[67a] When the Jews were banished from Spain by the Catholic sovereign in 1492, they were received into Portugal by the more liberal John II., on payment of a tax or duty of eight cruzados. Armourers and smiths paid four cruzados only. Before the marriage of his cousin, King Emmanuel, with the widowed Princess Isabella in 1497, the Jews were subject to renewed persecution in Portugal by arrangement between Isabella the Catholic and her son-in-law (see Burke’s History of Spain, chaps, xlvi., xlix.).

[67b] See Appendix to this volume.

[68] A seaport town in North Africa, better known by the name of Mogadore (see chap. lii.).

[69] The name that may not be spoken; that is, Jehovah or Yahweh (see Glossary, sub verb.).

[70] Strange anecdotes, however, are told, tending to prove that Jews of the ancient race are yet to be found in Portugal: it is said that they have been discovered under circumstances the most extraordinary. I am the more inclined to believe in their existence from certain strange incidents connected with a certain race, which occurred within the sphere of my own knowledge, and which will be related further on.—Note by Borrow.
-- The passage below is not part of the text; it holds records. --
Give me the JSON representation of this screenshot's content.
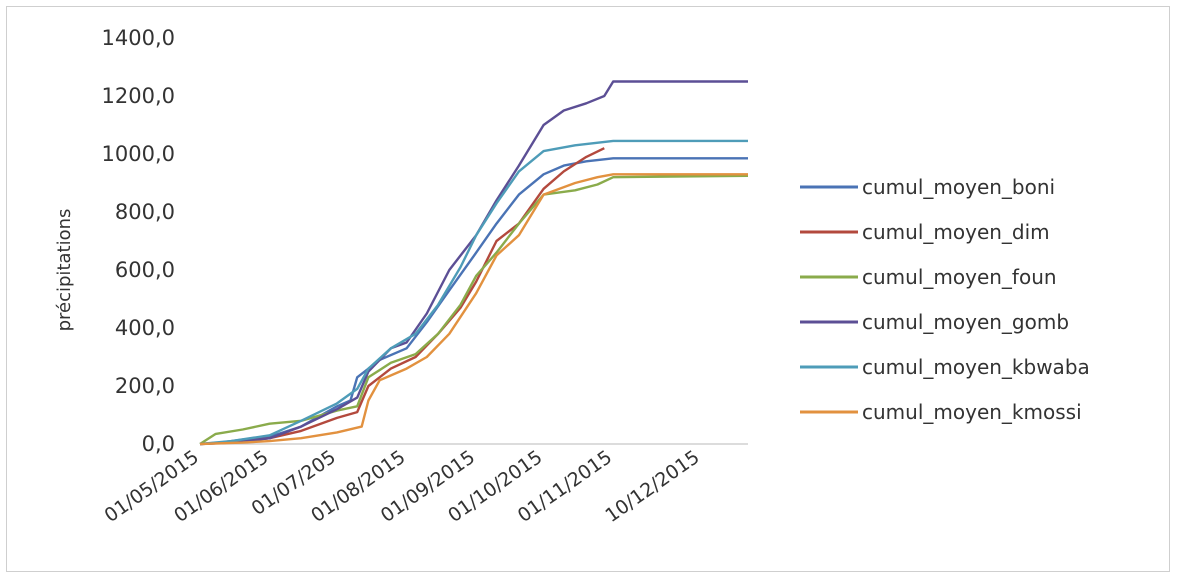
{
  "chart_data": {
    "type": "line",
    "title": "",
    "xlabel": "",
    "ylabel": "précipitations",
    "ylim": [
      0,
      1400
    ],
    "yticks": [
      "0,0",
      "200,0",
      "400,0",
      "600,0",
      "800,0",
      "1000,0",
      "1200,0",
      "1400,0"
    ],
    "xtick_labels": [
      "01/05/2015",
      "01/06/2015",
      "01/07/205",
      "01/08/2015",
      "01/09/2015",
      "01/10/2015",
      "01/11/2015",
      "10/12/2015"
    ],
    "xlim": [
      "2015-05-01",
      "2015-12-31"
    ],
    "grid": false,
    "legend": "right",
    "series": [
      {
        "name": "cumul_moyen_boni",
        "color": "#4a73b5",
        "points": [
          [
            "2015-05-01",
            0
          ],
          [
            "2015-05-10",
            5
          ],
          [
            "2015-05-20",
            15
          ],
          [
            "2015-06-01",
            25
          ],
          [
            "2015-06-15",
            60
          ],
          [
            "2015-07-01",
            130
          ],
          [
            "2015-07-07",
            150
          ],
          [
            "2015-07-10",
            230
          ],
          [
            "2015-07-20",
            290
          ],
          [
            "2015-08-01",
            330
          ],
          [
            "2015-08-10",
            420
          ],
          [
            "2015-08-20",
            530
          ],
          [
            "2015-09-01",
            660
          ],
          [
            "2015-09-10",
            760
          ],
          [
            "2015-09-20",
            860
          ],
          [
            "2015-10-01",
            930
          ],
          [
            "2015-10-10",
            960
          ],
          [
            "2015-10-20",
            975
          ],
          [
            "2015-11-01",
            985
          ],
          [
            "2015-12-31",
            985
          ]
        ]
      },
      {
        "name": "cumul_moyen_dim",
        "color": "#b3493d",
        "points": [
          [
            "2015-05-01",
            0
          ],
          [
            "2015-05-15",
            5
          ],
          [
            "2015-06-01",
            20
          ],
          [
            "2015-06-15",
            45
          ],
          [
            "2015-07-01",
            90
          ],
          [
            "2015-07-10",
            110
          ],
          [
            "2015-07-15",
            200
          ],
          [
            "2015-07-25",
            260
          ],
          [
            "2015-08-05",
            300
          ],
          [
            "2015-08-15",
            380
          ],
          [
            "2015-08-25",
            470
          ],
          [
            "2015-09-01",
            560
          ],
          [
            "2015-09-10",
            700
          ],
          [
            "2015-09-20",
            760
          ],
          [
            "2015-10-01",
            880
          ],
          [
            "2015-10-10",
            940
          ],
          [
            "2015-10-20",
            990
          ],
          [
            "2015-10-28",
            1020
          ]
        ]
      },
      {
        "name": "cumul_moyen_foun",
        "color": "#8aab4b",
        "points": [
          [
            "2015-05-01",
            0
          ],
          [
            "2015-05-08",
            35
          ],
          [
            "2015-05-20",
            50
          ],
          [
            "2015-06-01",
            70
          ],
          [
            "2015-06-15",
            80
          ],
          [
            "2015-07-01",
            115
          ],
          [
            "2015-07-10",
            130
          ],
          [
            "2015-07-15",
            230
          ],
          [
            "2015-07-25",
            280
          ],
          [
            "2015-08-05",
            310
          ],
          [
            "2015-08-15",
            380
          ],
          [
            "2015-08-25",
            480
          ],
          [
            "2015-09-01",
            580
          ],
          [
            "2015-09-10",
            660
          ],
          [
            "2015-09-20",
            760
          ],
          [
            "2015-10-01",
            860
          ],
          [
            "2015-10-15",
            875
          ],
          [
            "2015-10-25",
            895
          ],
          [
            "2015-11-01",
            920
          ],
          [
            "2015-12-31",
            925
          ]
        ]
      },
      {
        "name": "cumul_moyen_gomb",
        "color": "#5c4f95",
        "points": [
          [
            "2015-05-01",
            0
          ],
          [
            "2015-05-15",
            5
          ],
          [
            "2015-06-01",
            20
          ],
          [
            "2015-06-15",
            60
          ],
          [
            "2015-07-01",
            120
          ],
          [
            "2015-07-10",
            160
          ],
          [
            "2015-07-15",
            250
          ],
          [
            "2015-07-25",
            330
          ],
          [
            "2015-08-01",
            350
          ],
          [
            "2015-08-10",
            450
          ],
          [
            "2015-08-20",
            600
          ],
          [
            "2015-09-01",
            720
          ],
          [
            "2015-09-10",
            840
          ],
          [
            "2015-09-20",
            960
          ],
          [
            "2015-10-01",
            1100
          ],
          [
            "2015-10-10",
            1150
          ],
          [
            "2015-10-20",
            1175
          ],
          [
            "2015-10-28",
            1200
          ],
          [
            "2015-11-01",
            1250
          ],
          [
            "2015-12-31",
            1250
          ]
        ]
      },
      {
        "name": "cumul_moyen_kbwaba",
        "color": "#4e9cb8",
        "points": [
          [
            "2015-05-01",
            0
          ],
          [
            "2015-05-15",
            10
          ],
          [
            "2015-06-01",
            30
          ],
          [
            "2015-06-15",
            80
          ],
          [
            "2015-07-01",
            140
          ],
          [
            "2015-07-10",
            190
          ],
          [
            "2015-07-15",
            260
          ],
          [
            "2015-07-25",
            330
          ],
          [
            "2015-08-05",
            380
          ],
          [
            "2015-08-15",
            480
          ],
          [
            "2015-08-25",
            610
          ],
          [
            "2015-09-01",
            720
          ],
          [
            "2015-09-10",
            830
          ],
          [
            "2015-09-20",
            940
          ],
          [
            "2015-10-01",
            1010
          ],
          [
            "2015-10-15",
            1030
          ],
          [
            "2015-11-01",
            1045
          ],
          [
            "2015-12-31",
            1045
          ]
        ]
      },
      {
        "name": "cumul_moyen_kmossi",
        "color": "#e2913f",
        "points": [
          [
            "2015-05-01",
            0
          ],
          [
            "2015-05-20",
            5
          ],
          [
            "2015-06-01",
            10
          ],
          [
            "2015-06-15",
            20
          ],
          [
            "2015-07-01",
            40
          ],
          [
            "2015-07-12",
            60
          ],
          [
            "2015-07-15",
            150
          ],
          [
            "2015-07-20",
            220
          ],
          [
            "2015-08-01",
            260
          ],
          [
            "2015-08-10",
            300
          ],
          [
            "2015-08-20",
            380
          ],
          [
            "2015-09-01",
            520
          ],
          [
            "2015-09-10",
            650
          ],
          [
            "2015-09-20",
            720
          ],
          [
            "2015-10-01",
            860
          ],
          [
            "2015-10-15",
            900
          ],
          [
            "2015-10-25",
            920
          ],
          [
            "2015-11-01",
            930
          ],
          [
            "2015-12-31",
            930
          ]
        ]
      }
    ]
  }
}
[75] Portuguese real = one-twentieth of an English penny.

[76] The lines, which Borrow, quoting from memory, has not given quite accurately, occur in the ballad of “The Cout of Keilder.” They are, according to the text in the edition of 1858, with “Life by Sir Walter Scott”—

“The hounds they howled and backward fled,
As struck by Fairy charm” (stan. 16).

John Leyden, M.D., was born in 1775, near Hawick, and died in Java in 1811, after an adventurous and varied life. His ballad of Lord Soulis is of the same character as that so highly praised by Borrow.

[81] The place of the brooks, or water-courses. Sp. arroyo = brook.